I am the seventies generation. Childhood entertainment
consisted of movies and Sunday trips to children’s park. Our eating out was
made up of the occasional softie in Civil Lines after the matinee or a rolled
newspaper cone of murmura and matar at the park, where our favourite swing was
the concrete elephant you entered from the tail end and slid out along the
trunk slide.
My memory insists that Nutties came in a plumper, richer,
weightier version and that the choc-bar tasted heavenly, what with the thicker
layer of brown guarding the languid nutritious creamy white, inside. It was
only during a particularly extravagant stretch that one bought roasted peanuts
with the accompanying packet of “masala” in the winters. Mangola, Fanta and
Campa vied with milk-soda for our attention. The rare shopping for ready-made
food articles consisted of hard core sweets such as jalebi or besan ka ladoo.
Another delicacy that springs to mind is the huge, pale
green, juicy, slightly tangy “peru”, sliced in four quarters with a rusty
looking knife that had obviously been busy during the day. A dash of “chatpata masala”
and we would be walking off, the happier and the richer. Idli dosas came much
much later, pizzas and burgers were iconic events and as for French food and
Chinese fare, well, unheard of in those days.
But there was the first Phillips Turntable model, brought home
triumphantly, one particular ambitious day in Allahabad. Not to forget the 33
RPM, 66 RPM and 75 RPM discs of “Shor”, “Khel Khel Mein” and “Caribbean Music”.
We also went with Beeji for the religious rage of those times, “Jai Santoshi
Maan”. The orange lick lolly cost 25 paise and homemade egg ball and sponge puddings
were our manna from heaven. Golden red “paranthas” with mango pickle and a
glass, not a cup, a glass of hot tea was my idea of a gourmet meal.
Dad would drive us to Kathak lessons and sit out that one
hour in a Russian language class closeby. I was in College when he took us out for a
family meal at a restaurant, just for the feel! There were the calling ons, the
birthday parties, the Club evenings, the festival celebrations in the Officers’
Mess, the cultural shows and the picnics.
It is now, that I am more than my life’s half way home, having done with my own active parenting, there is a break; long enough to muse over the phenomenal gifts our parents gave us.
It is now, that I am more than my life’s half way home, having done with my own active parenting, there is a break; long enough to muse over the phenomenal gifts our parents gave us.

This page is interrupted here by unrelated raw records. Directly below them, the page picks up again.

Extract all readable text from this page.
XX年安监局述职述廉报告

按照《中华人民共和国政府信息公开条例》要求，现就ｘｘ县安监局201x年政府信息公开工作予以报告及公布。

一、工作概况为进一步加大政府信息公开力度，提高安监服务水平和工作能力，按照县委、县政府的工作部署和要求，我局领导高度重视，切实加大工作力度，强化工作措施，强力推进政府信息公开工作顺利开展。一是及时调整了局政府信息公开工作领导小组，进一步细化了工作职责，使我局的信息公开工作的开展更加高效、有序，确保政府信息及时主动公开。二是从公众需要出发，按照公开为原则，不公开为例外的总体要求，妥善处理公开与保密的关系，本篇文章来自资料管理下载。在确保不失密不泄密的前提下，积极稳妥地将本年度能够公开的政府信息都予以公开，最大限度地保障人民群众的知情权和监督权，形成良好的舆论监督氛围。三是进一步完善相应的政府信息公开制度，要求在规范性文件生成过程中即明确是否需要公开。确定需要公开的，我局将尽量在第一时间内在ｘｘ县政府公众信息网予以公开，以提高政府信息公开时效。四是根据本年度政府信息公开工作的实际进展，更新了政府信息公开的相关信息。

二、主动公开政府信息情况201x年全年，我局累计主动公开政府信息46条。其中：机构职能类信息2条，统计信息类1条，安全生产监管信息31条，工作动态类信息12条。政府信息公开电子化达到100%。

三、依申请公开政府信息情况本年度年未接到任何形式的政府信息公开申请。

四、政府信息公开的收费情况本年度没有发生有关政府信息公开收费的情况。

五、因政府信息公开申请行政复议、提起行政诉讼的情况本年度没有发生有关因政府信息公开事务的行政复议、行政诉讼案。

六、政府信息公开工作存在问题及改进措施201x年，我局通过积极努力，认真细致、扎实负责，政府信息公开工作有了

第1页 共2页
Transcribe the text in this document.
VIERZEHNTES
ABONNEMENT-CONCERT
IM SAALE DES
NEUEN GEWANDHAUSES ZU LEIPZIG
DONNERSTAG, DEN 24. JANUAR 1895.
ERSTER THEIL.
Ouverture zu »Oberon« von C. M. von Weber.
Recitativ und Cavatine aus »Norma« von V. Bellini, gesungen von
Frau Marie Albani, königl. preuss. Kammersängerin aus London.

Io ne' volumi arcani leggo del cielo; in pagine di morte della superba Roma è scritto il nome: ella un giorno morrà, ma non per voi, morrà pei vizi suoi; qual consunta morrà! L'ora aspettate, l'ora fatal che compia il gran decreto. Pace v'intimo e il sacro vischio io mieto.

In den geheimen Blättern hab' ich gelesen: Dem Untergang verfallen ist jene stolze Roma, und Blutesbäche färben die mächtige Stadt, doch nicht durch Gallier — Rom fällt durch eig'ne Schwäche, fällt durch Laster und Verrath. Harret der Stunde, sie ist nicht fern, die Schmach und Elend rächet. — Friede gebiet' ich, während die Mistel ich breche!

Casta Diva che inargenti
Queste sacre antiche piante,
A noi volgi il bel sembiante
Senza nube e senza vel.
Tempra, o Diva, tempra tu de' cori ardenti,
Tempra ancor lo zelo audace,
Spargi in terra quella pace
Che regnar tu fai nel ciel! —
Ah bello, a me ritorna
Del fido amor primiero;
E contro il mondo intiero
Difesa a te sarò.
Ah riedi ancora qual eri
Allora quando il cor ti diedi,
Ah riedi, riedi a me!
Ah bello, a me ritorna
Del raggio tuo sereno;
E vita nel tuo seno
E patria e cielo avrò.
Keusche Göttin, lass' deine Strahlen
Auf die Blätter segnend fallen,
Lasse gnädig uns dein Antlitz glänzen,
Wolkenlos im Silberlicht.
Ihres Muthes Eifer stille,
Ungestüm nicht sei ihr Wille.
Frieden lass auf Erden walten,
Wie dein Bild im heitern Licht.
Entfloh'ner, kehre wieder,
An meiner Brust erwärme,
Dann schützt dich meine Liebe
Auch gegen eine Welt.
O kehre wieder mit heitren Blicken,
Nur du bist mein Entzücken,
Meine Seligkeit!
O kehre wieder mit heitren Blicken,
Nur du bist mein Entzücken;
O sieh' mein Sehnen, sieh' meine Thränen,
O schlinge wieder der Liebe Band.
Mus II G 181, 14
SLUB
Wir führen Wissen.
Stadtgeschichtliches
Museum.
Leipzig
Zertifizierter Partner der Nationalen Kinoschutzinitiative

The conclusion is that by far, the most precious, priceless, worth a King’s
ransom gift they gave us was their love for each other. It is this mutual respect and
support that found reflection in our happy memories. It gave us a tremendous
sense of security to know that our parents were committed to and cared for one another.
That’s really it then. To all parents and parents to be; there is
no greater favour you can do your kids than to love each other.